Early identification of high-risk patients and rapid prioritization.

The researchers said implications of this study are twofold.Firstly, general conventional studies only "provide a range of risk factors," this model provides a simple and intuitive clinical test that can accurately and quickly quantify the risk of death.

If doctors know ahead of time that certain treatments may lead to poor outcomes for some patients, they may be able to adopt different approaches before the symptoms become more severe.The goal of using this model is to identify high-risk patients before irreversible lesions occur.

Secondly, any hospital can easily collect information on patients' three key indicators: LDH (lactate dehydrogenase), lymphocytes, and hs-CRP (hypersensitive C-reactive protein). This simple model can help prioritize quickly patients in crowded hospitals where medical resources are scarce.

Increased LDH levels in patients can reflect tissue or cell damage and are considered a common sign of tissue or cell damage.Serum LDH has been identified as an important biomarker for the severity of idiopathic pulmonary fibrosis (IPF).

The increase in LDH is significant in patients with severe pulmonary interstitial disease and is one of the most important prognostic indicators of lung injury in patients.Thus, in patients with severe COVID-19, elevated LDH levels indicate increased severity of lung injury.

The team noted higher serum hs-CRP values may also be used to predict the risk of death in patients with severe COVID-19.An increase in hs-CRP is an important marker of poor prognosis in patients with ARDS, reflecting the ongoing state of inflammation.

Notably, the results of this persistent inflammatory response can be seen in the autopsy of the COVID-19 deceased, with numerous grayish-white lesions in the lungs and a large amount of mucous secretions spillage from the alveoli in the tissue sections.

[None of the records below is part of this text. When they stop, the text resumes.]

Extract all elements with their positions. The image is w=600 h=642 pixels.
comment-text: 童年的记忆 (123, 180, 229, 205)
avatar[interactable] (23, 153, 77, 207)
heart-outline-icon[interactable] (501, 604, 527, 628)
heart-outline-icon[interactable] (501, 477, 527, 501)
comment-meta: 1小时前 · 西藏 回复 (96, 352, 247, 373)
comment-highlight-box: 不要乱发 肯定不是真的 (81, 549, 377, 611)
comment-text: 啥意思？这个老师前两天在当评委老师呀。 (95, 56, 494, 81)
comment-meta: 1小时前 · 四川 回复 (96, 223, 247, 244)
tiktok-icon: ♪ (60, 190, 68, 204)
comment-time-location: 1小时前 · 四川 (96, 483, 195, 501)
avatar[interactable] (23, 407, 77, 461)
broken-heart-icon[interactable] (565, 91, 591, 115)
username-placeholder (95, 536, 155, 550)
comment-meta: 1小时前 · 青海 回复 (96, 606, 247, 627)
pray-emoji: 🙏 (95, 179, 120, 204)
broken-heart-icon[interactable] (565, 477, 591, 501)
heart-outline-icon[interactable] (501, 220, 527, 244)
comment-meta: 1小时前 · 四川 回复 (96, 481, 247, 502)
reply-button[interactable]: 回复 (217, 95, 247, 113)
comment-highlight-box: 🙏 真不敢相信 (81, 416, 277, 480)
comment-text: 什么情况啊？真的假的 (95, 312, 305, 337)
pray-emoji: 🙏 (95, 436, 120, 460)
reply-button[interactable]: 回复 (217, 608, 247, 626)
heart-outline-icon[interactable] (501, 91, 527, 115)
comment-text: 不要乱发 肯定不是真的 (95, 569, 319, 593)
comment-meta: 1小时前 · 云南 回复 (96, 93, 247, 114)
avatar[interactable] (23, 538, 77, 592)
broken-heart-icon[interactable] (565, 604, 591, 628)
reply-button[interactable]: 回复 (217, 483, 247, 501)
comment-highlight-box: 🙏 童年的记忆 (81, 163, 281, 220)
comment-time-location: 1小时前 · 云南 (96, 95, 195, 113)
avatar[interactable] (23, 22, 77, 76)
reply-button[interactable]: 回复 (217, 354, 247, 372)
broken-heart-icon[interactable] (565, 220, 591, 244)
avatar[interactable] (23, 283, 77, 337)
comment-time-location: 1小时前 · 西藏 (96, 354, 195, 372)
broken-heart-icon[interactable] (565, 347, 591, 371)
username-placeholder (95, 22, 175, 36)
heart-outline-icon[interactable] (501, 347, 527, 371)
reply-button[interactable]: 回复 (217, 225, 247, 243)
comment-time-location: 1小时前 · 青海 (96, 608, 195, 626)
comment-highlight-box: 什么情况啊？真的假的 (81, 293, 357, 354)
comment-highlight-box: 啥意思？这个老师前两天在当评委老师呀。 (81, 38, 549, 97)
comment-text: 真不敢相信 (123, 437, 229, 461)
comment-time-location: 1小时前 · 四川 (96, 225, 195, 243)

Finally,the results also suggest that lymphocytes may serve as potential therapeutic targets, this hypothesis supported by clinical findings.In addition, previous researchers including Bin Cao's team, director of the Department of Inhalation at the China-Japan Friendship Hospital in Beijing, have shown that lymphoenia is a common feature of COVID-19 patients and may be a key factor associated with disease severity and mortality.

In the same way that alveolar penetration and antigen-presenting cells (APC) were damaged in SARS and MERS patients, the damaged alveolar epithelial cells in COVID-19 patients induced lymphocyte infiltration, leading to persistent lymphocytopenia.

A previous patient biopsy study showed that the number of CD4 and CD8 T cells in peripheral blood was significantly reduced, while their state was overactivated.In addition, some studies have shown that lymphocytopenia is mainly associated with a decrease in CD4 and CD8 T cells.Therefore, lymphocytes may play an obvious role in COVID-19, which warrants further investigation.

The authors said this study also has limitations.Firstly, since this machine learning approach is purely data-driven, the model may be different if you start with a different data set.

In addition, although the authors had more than 80 clinical measurements, in order to avoid overfitting, the modeling principle used by the team was a trade-off between minimum number of clinical measurements and good predictive power, so there might be a lack of clinical measurements.

Finally, the study balances model's interpretability with greater accuracy.Although clinical settings tend to use interpretable models, the black-box model may be more accurate, but at the same time the decision risk is higher.

From a technical perspective, the authors believe this work could help use machine learning methods predict and diagnose COVID-19 cases in an ongoing global outbreak.